Walking animals such as invertebrates can effectively perform self-organized and robust locomotion. They can also quickly adapt their gait to deal with injury or damage. Such a complex achievement is mainly performed via coordination between the legs, commonly known as interlimb coordination. Several components underlying the interlimb coordination process (like distributed neural control circuits, local sensory feedback, and body-environment interactions during movement) have been recently identified and applied to the control systems of walking robots. However, while the sensory pathways of biological systems are plastic and can be continuously readjusted (referred to as sensory adaptation), those implemented on robots are typically static.
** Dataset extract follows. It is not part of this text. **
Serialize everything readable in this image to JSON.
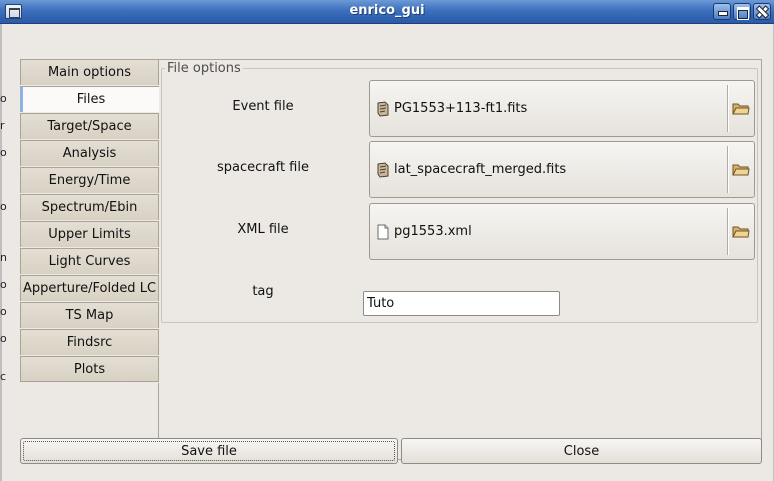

They first need to be manually adjusted or optimized offline to obtain stable locomotion. In this study, we introduce a fast learning mechanism for online sensory adaptation. It can continuously adjust the strength of sensory pathways, thereby introducing flexible plasticity into the connections between sensory feedback and neural control circuits. We combine the sensory adaptation mechanism with distributed neural control circuits to acquire the adaptive and robust interlimb coordination of walking robots. This novel approach is also general and flexible. It can automatically adapt to different walking robots and allow them to perform stable self-organized locomotion as well as quickly deal with damage within a few walking steps. The adaptation of plasticity after damage or injury is considered here as lesion-induced plasticity. We validated our adaptive interlimb coordination approach with continuous online sensory adaptation on simulated 4-, 6-, 8-, and 20-legged robots. This study not only proposes an adaptive neural control system for artificial walking systems but also offers a possibility of invertebrate nervous systems with flexible plasticity for locomotion and adaptation to injury.

中文翻译：

---

自组织运动的一般分布式神经控制和感觉适应以及步行机器人对损伤的快速适应。

行走的动物，如无脊椎动物，可以有效地进行自组织和稳健的运动。他们还可以快速调整步态以应对受伤或损坏。如此复杂的成就主要是通过双腿之间的协调来完成的，俗称四肢协调。肢体间协调过程的几个组成部分（如分布式神经控制电路、局部感觉反馈和运动过程中的身体-环境相互作用）最近已被确定并应用于步行机器人的控制系统。然而，虽然生物系统的感觉通路是可塑性的并且可以不断地重新调整（称为感觉适应），但在机器人上实施的那些通路通常是静态的。它们首先需要手动调整或离线优化以获得稳定的运动。在这项研究中，我们引入了一种用于在线感官适应的快速学习机制。它可以不断调整感觉通路的强度，从而在感觉反馈和神经控制电路之间的连接中引入灵活的可塑性。我们将感觉适应机制与分布式神经控制电路相结合，以获得步行机器人的自适应和鲁棒的肢体间协调。这种新颖的方法也是通用且灵活的。它可以自动适应不同的行走机器人，让它们进行稳定的自组织运动，并在几步之内快速处理损坏。损伤或损伤后的可塑性适应在这里被认为是损伤引起的可塑性。我们通过对模拟 4-、6-、8 条腿和 20 条腿的机器人。这项研究不仅为人工步行系统提出了一种自适应神经控制系统，而且还为具有灵活可塑性的无脊椎动物神经系统提供了一种可能性，用于运动和适应伤害。